Conclusions: For children with DCM, calcium supplements may be beneficial. AAs, including serine, cysteine, and arginine, could be used for supplementary treatment in children with DCM and HCM.

1 Introduction

In the statement of the American Heart Association, cardiomyopathies (CMs) are rare in children, with high mortality (1). Causes are heterogeneous in pediatric CMs, ranging from genetic mutations to systemic diseases. The classifications of CMs are complicated and varied. According to the World Health Organization, CMs are classified into primary and secondary. Primary cardiomyopathies (PCMs) are heart muscle diseases in the absence of secondary pathogenic causes. Based on morphologic abnormalities and pathophysiology, PCMs were grouped into dilated cardiomyopathy (DCM), hypertrophic cardiomyopathy (HCM), restrictive cardiomyopathy (RCM), and arrhythmogenic right ventricular cardiomyopathy (ARVC) (2). According to the European Society of Cardiology in 2023, left ventricular noncompaction cardiomyopathy (LVNC) was also categorized as a type of CMs characterized by unique changes in morphology and function of the left ventricle (3).

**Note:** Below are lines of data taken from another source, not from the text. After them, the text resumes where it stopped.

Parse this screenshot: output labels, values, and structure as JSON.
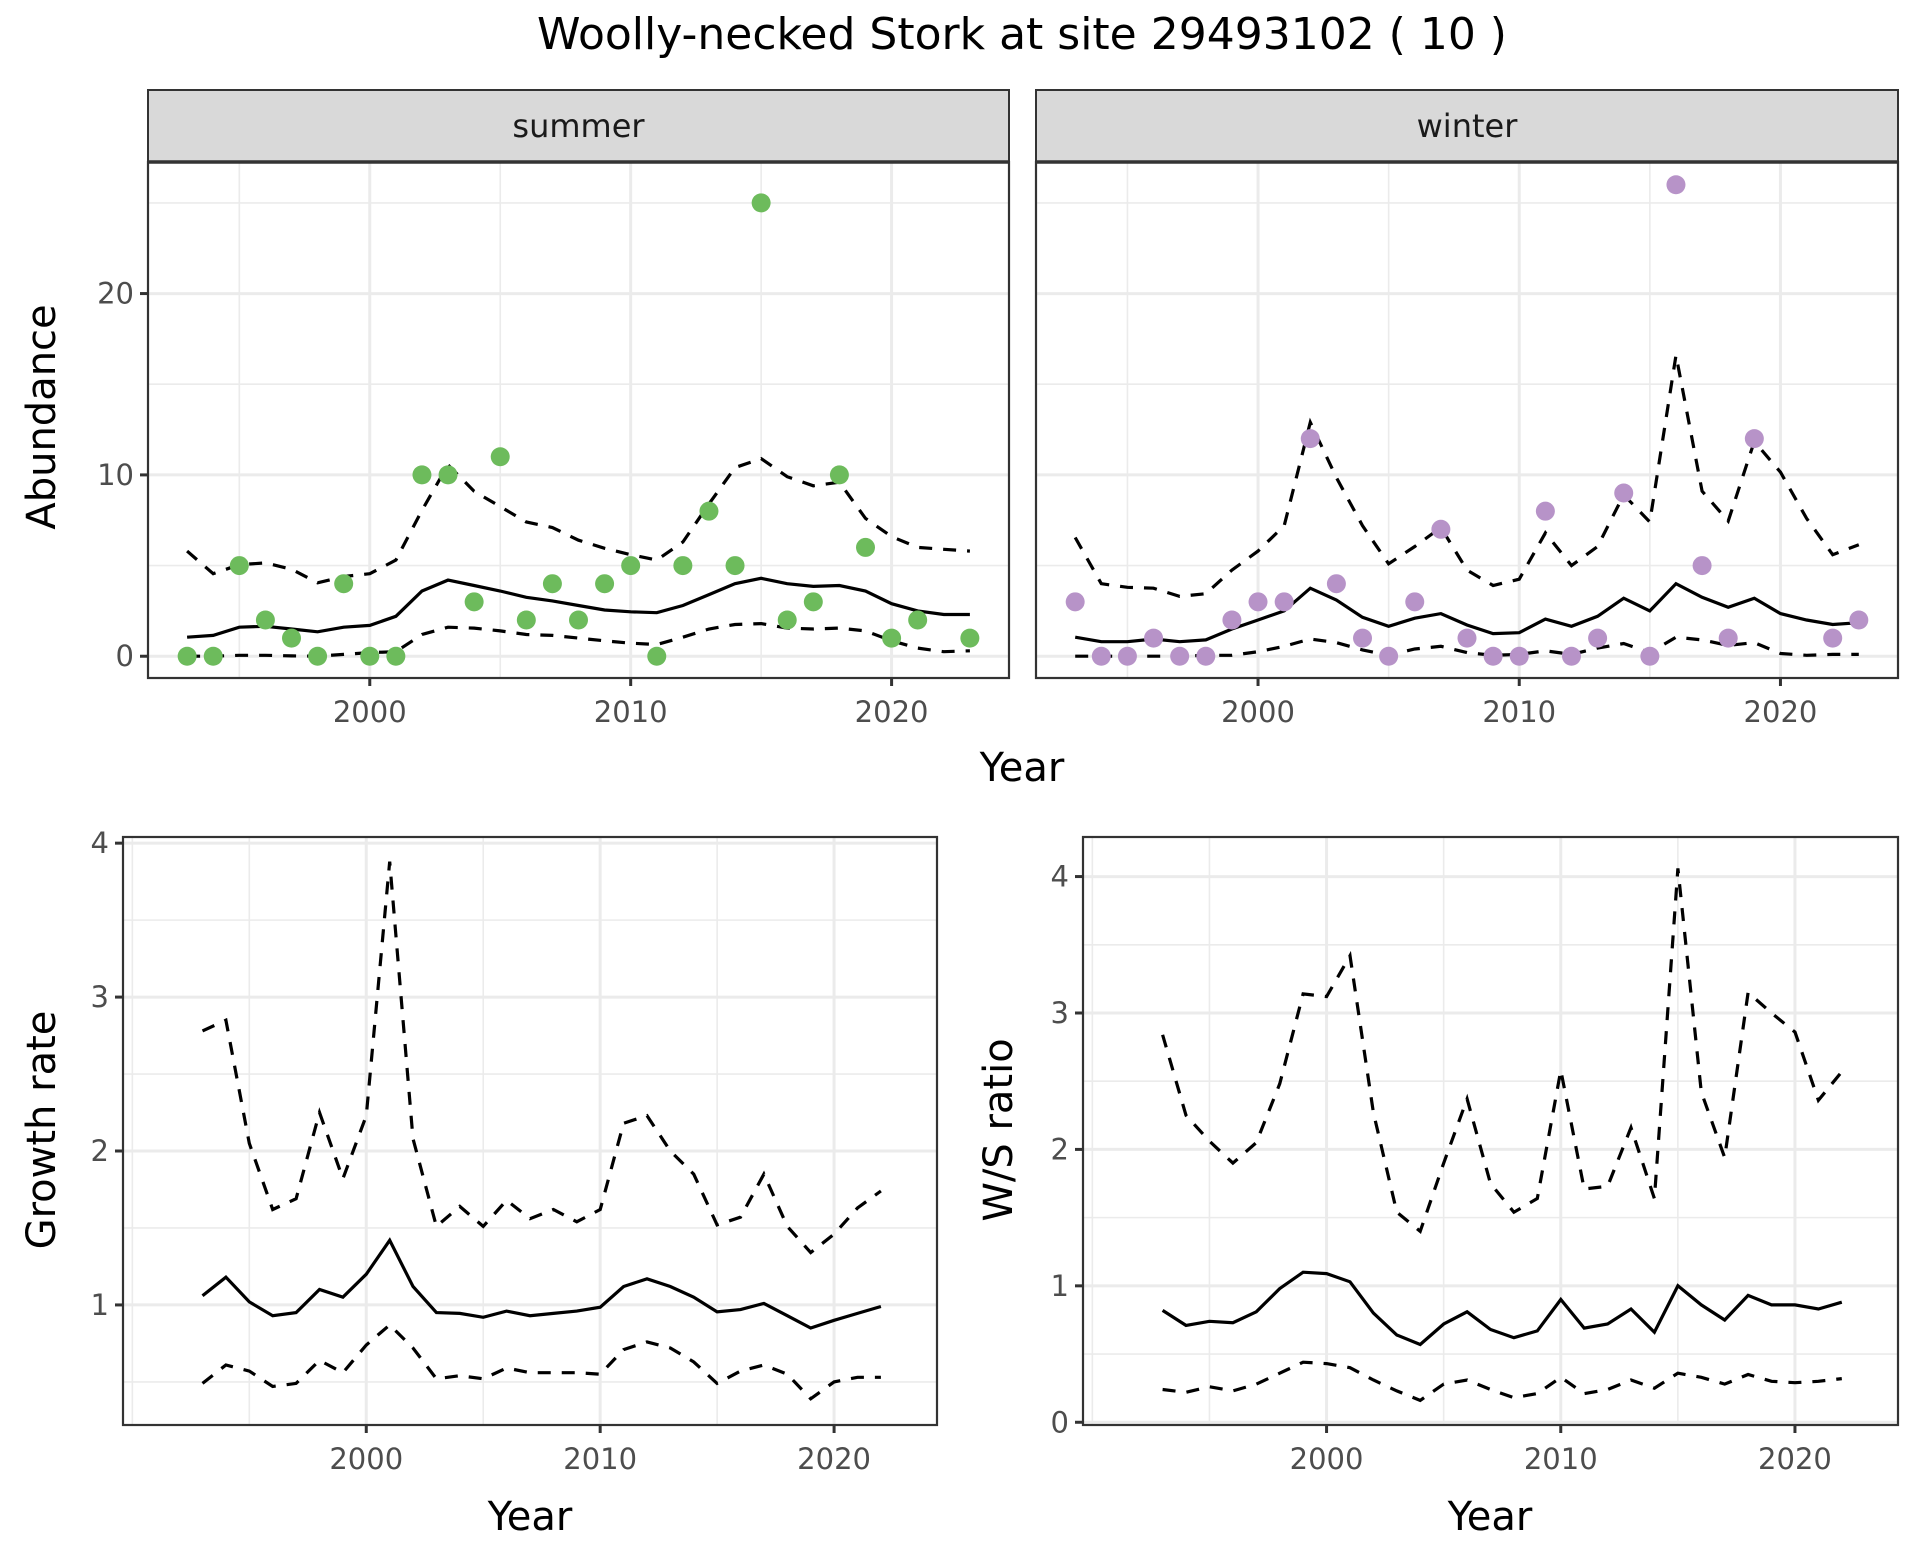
{
  "title": "Woolly-necked Stork at site 29493102 ( 10 )",
  "colors": {
    "summer_points": "#6dbb5c",
    "winter_points": "#b793c8",
    "strip_fill": "#d9d9d9",
    "panel_border": "#333333",
    "grid": "#ebebeb",
    "line": "#000000"
  },
  "chart_data": [
    {
      "id": "abundance",
      "type": "scatter+line",
      "facet_label": "summer",
      "xlabel": "Year",
      "ylabel": "Abundance",
      "xlim": [
        1991.5,
        2024.5
      ],
      "ylim": [
        -1.2,
        27.2
      ],
      "xticks": [
        2000,
        2010,
        2020
      ],
      "yticks": [
        0,
        10,
        20
      ],
      "years": [
        1993,
        1994,
        1995,
        1996,
        1997,
        1998,
        1999,
        2000,
        2001,
        2002,
        2003,
        2004,
        2005,
        2006,
        2007,
        2008,
        2009,
        2010,
        2011,
        2012,
        2013,
        2014,
        2015,
        2016,
        2017,
        2018,
        2019,
        2020,
        2021,
        2022,
        2023
      ],
      "points": [
        0,
        0,
        5,
        2,
        1,
        0,
        4,
        0,
        0,
        10,
        10,
        3,
        11,
        2,
        4,
        2,
        4,
        5,
        0,
        5,
        8,
        5,
        25,
        2,
        3,
        10,
        6,
        1,
        2,
        null,
        1
      ],
      "mean": [
        1.05,
        1.15,
        1.6,
        1.65,
        1.5,
        1.35,
        1.6,
        1.7,
        2.2,
        3.6,
        4.2,
        3.9,
        3.6,
        3.25,
        3.05,
        2.8,
        2.55,
        2.45,
        2.4,
        2.8,
        3.4,
        4.0,
        4.3,
        4.0,
        3.85,
        3.9,
        3.6,
        2.9,
        2.5,
        2.3,
        2.3
      ],
      "upper": [
        5.8,
        4.55,
        5.05,
        5.15,
        4.8,
        4.05,
        4.4,
        4.55,
        5.3,
        8.05,
        10.55,
        9.1,
        8.25,
        7.4,
        7.1,
        6.4,
        5.95,
        5.6,
        5.3,
        6.3,
        8.4,
        10.4,
        10.9,
        9.9,
        9.4,
        9.6,
        7.6,
        6.6,
        6.0,
        5.9,
        5.8
      ],
      "lower": [
        0,
        0,
        0.05,
        0.05,
        0.02,
        0,
        0.1,
        0.2,
        0.25,
        1.2,
        1.6,
        1.55,
        1.4,
        1.2,
        1.15,
        1.0,
        0.85,
        0.72,
        0.65,
        1.05,
        1.5,
        1.75,
        1.8,
        1.55,
        1.5,
        1.55,
        1.4,
        0.85,
        0.45,
        0.25,
        0.3
      ]
    },
    {
      "id": "abundance-winter",
      "type": "scatter+line",
      "facet_label": "winter",
      "xlabel": "Year",
      "ylabel": "Abundance",
      "xlim": [
        1991.5,
        2024.5
      ],
      "ylim": [
        -1.2,
        27.2
      ],
      "xticks": [
        2000,
        2010,
        2020
      ],
      "yticks": [
        0,
        10,
        20
      ],
      "years": [
        1993,
        1994,
        1995,
        1996,
        1997,
        1998,
        1999,
        2000,
        2001,
        2002,
        2003,
        2004,
        2005,
        2006,
        2007,
        2008,
        2009,
        2010,
        2011,
        2012,
        2013,
        2014,
        2015,
        2016,
        2017,
        2018,
        2019,
        2020,
        2021,
        2022,
        2023
      ],
      "points": [
        3,
        0,
        0,
        1,
        0,
        0,
        2,
        3,
        3,
        12,
        4,
        1,
        0,
        3,
        7,
        1,
        0,
        0,
        8,
        0,
        1,
        9,
        0,
        26,
        5,
        1,
        12,
        null,
        null,
        1,
        2
      ],
      "mean": [
        1.05,
        0.8,
        0.8,
        0.95,
        0.8,
        0.9,
        1.5,
        2.0,
        2.5,
        3.75,
        3.1,
        2.15,
        1.65,
        2.1,
        2.35,
        1.72,
        1.25,
        1.3,
        2.05,
        1.65,
        2.2,
        3.2,
        2.5,
        4.0,
        3.25,
        2.7,
        3.2,
        2.35,
        2.0,
        1.75,
        1.85
      ],
      "upper": [
        6.55,
        4.0,
        3.8,
        3.75,
        3.3,
        3.45,
        4.75,
        5.8,
        7.2,
        12.9,
        9.85,
        7.2,
        5.1,
        6.05,
        7.1,
        4.75,
        3.9,
        4.25,
        6.8,
        5.0,
        6.05,
        8.9,
        7.4,
        16.6,
        9.1,
        7.45,
        11.85,
        10.15,
        7.6,
        5.6,
        6.15
      ],
      "lower": [
        0,
        0,
        0,
        0,
        0,
        0.05,
        0.05,
        0.25,
        0.55,
        0.95,
        0.75,
        0.35,
        0.05,
        0.4,
        0.55,
        0.2,
        0.05,
        0.1,
        0.3,
        0.1,
        0.45,
        0.7,
        0.2,
        1.05,
        0.9,
        0.6,
        0.75,
        0.15,
        0.05,
        0.1,
        0.1
      ]
    },
    {
      "id": "growth",
      "type": "line",
      "xlabel": "Year",
      "ylabel": "Growth rate",
      "xlim": [
        1989.6,
        2024.4
      ],
      "ylim": [
        0.22,
        4.04
      ],
      "xticks": [
        2000,
        2010,
        2020
      ],
      "yticks": [
        1,
        2,
        3,
        4
      ],
      "years": [
        1993,
        1994,
        1995,
        1996,
        1997,
        1998,
        1999,
        2000,
        2001,
        2002,
        2003,
        2004,
        2005,
        2006,
        2007,
        2008,
        2009,
        2010,
        2011,
        2012,
        2013,
        2014,
        2015,
        2016,
        2017,
        2018,
        2019,
        2020,
        2021,
        2022
      ],
      "mean": [
        1.06,
        1.18,
        1.02,
        0.93,
        0.95,
        1.1,
        1.05,
        1.2,
        1.42,
        1.12,
        0.95,
        0.945,
        0.92,
        0.96,
        0.93,
        0.945,
        0.96,
        0.985,
        1.12,
        1.17,
        1.12,
        1.05,
        0.955,
        0.97,
        1.01,
        0.93,
        0.85,
        0.9,
        0.945,
        0.99
      ],
      "upper": [
        2.78,
        2.85,
        2.05,
        1.62,
        1.69,
        2.25,
        1.82,
        2.23,
        3.88,
        2.08,
        1.51,
        1.64,
        1.51,
        1.68,
        1.56,
        1.62,
        1.54,
        1.62,
        2.18,
        2.23,
        2.0,
        1.85,
        1.52,
        1.57,
        1.85,
        1.51,
        1.34,
        1.46,
        1.63,
        1.74
      ],
      "lower": [
        0.49,
        0.61,
        0.57,
        0.47,
        0.49,
        0.64,
        0.56,
        0.74,
        0.87,
        0.72,
        0.52,
        0.54,
        0.52,
        0.59,
        0.56,
        0.56,
        0.56,
        0.55,
        0.71,
        0.76,
        0.72,
        0.63,
        0.49,
        0.57,
        0.61,
        0.55,
        0.39,
        0.5,
        0.53,
        0.53
      ]
    },
    {
      "id": "ws-ratio",
      "type": "line",
      "xlabel": "Year",
      "ylabel": "W/S ratio",
      "xlim": [
        1989.6,
        2024.4
      ],
      "ylim": [
        -0.02,
        4.29
      ],
      "xticks": [
        2000,
        2010,
        2020
      ],
      "yticks": [
        0,
        1,
        2,
        3,
        4
      ],
      "years": [
        1993,
        1994,
        1995,
        1996,
        1997,
        1998,
        1999,
        2000,
        2001,
        2002,
        2003,
        2004,
        2005,
        2006,
        2007,
        2008,
        2009,
        2010,
        2011,
        2012,
        2013,
        2014,
        2015,
        2016,
        2017,
        2018,
        2019,
        2020,
        2021,
        2022
      ],
      "mean": [
        0.82,
        0.71,
        0.74,
        0.73,
        0.81,
        0.98,
        1.1,
        1.09,
        1.03,
        0.8,
        0.64,
        0.57,
        0.72,
        0.81,
        0.68,
        0.62,
        0.67,
        0.9,
        0.69,
        0.72,
        0.83,
        0.66,
        1.0,
        0.86,
        0.75,
        0.93,
        0.86,
        0.86,
        0.83,
        0.88
      ],
      "upper": [
        2.84,
        2.25,
        2.06,
        1.9,
        2.05,
        2.48,
        3.14,
        3.12,
        3.42,
        2.27,
        1.54,
        1.4,
        1.9,
        2.37,
        1.75,
        1.54,
        1.64,
        2.58,
        1.71,
        1.73,
        2.16,
        1.64,
        4.06,
        2.42,
        1.94,
        3.15,
        3.0,
        2.86,
        2.36,
        2.57
      ],
      "lower": [
        0.24,
        0.22,
        0.26,
        0.23,
        0.28,
        0.36,
        0.44,
        0.43,
        0.4,
        0.31,
        0.23,
        0.16,
        0.28,
        0.31,
        0.24,
        0.18,
        0.21,
        0.33,
        0.21,
        0.24,
        0.31,
        0.25,
        0.36,
        0.33,
        0.28,
        0.35,
        0.3,
        0.29,
        0.3,
        0.32
      ]
    }
  ]
}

DCM is defined as left ventricular (LV) dilatation and systolic dysfunction in the absence of abnormal loading conditions and coronary artery disease (4). In DCM, common direct causes are gene mutations, infections, and autoimmunity (5). Many genes are associated with pediatric DCM, such as TTN, MYH7, RBM20, TNNT2, and DSP (6). HCM is a primary inherited cardiac disease characterized by LV hypertrophy without the existence of abnormal loading factors (e.g., congenital heart diseases, hypertension) (8, 9). TTN, MYH7, MYH6, PRKAG2, and MYBPC3 are related to pediatric HCM (6). RCM, ARVC, and LVNC are rare in CMs. RCM is described as a myocardial disorder characterized by structural and functional abnormalities, with the characteristics of restrictive ventricular filling (9, 10). LVNC, also called LV noncompaction, is characterized by excessive trabeculation in the left ventricle (11, 12). ARVC is a right ventricular (RV) inherited CM. Mutations of the gene encoding sarcomeric or cytoskeletal proteins are the common causes of RCM and LVNC (9, 11). Mutations of genes encoding desmosome proteins play a key role in the pathogenesis of ARVC (13).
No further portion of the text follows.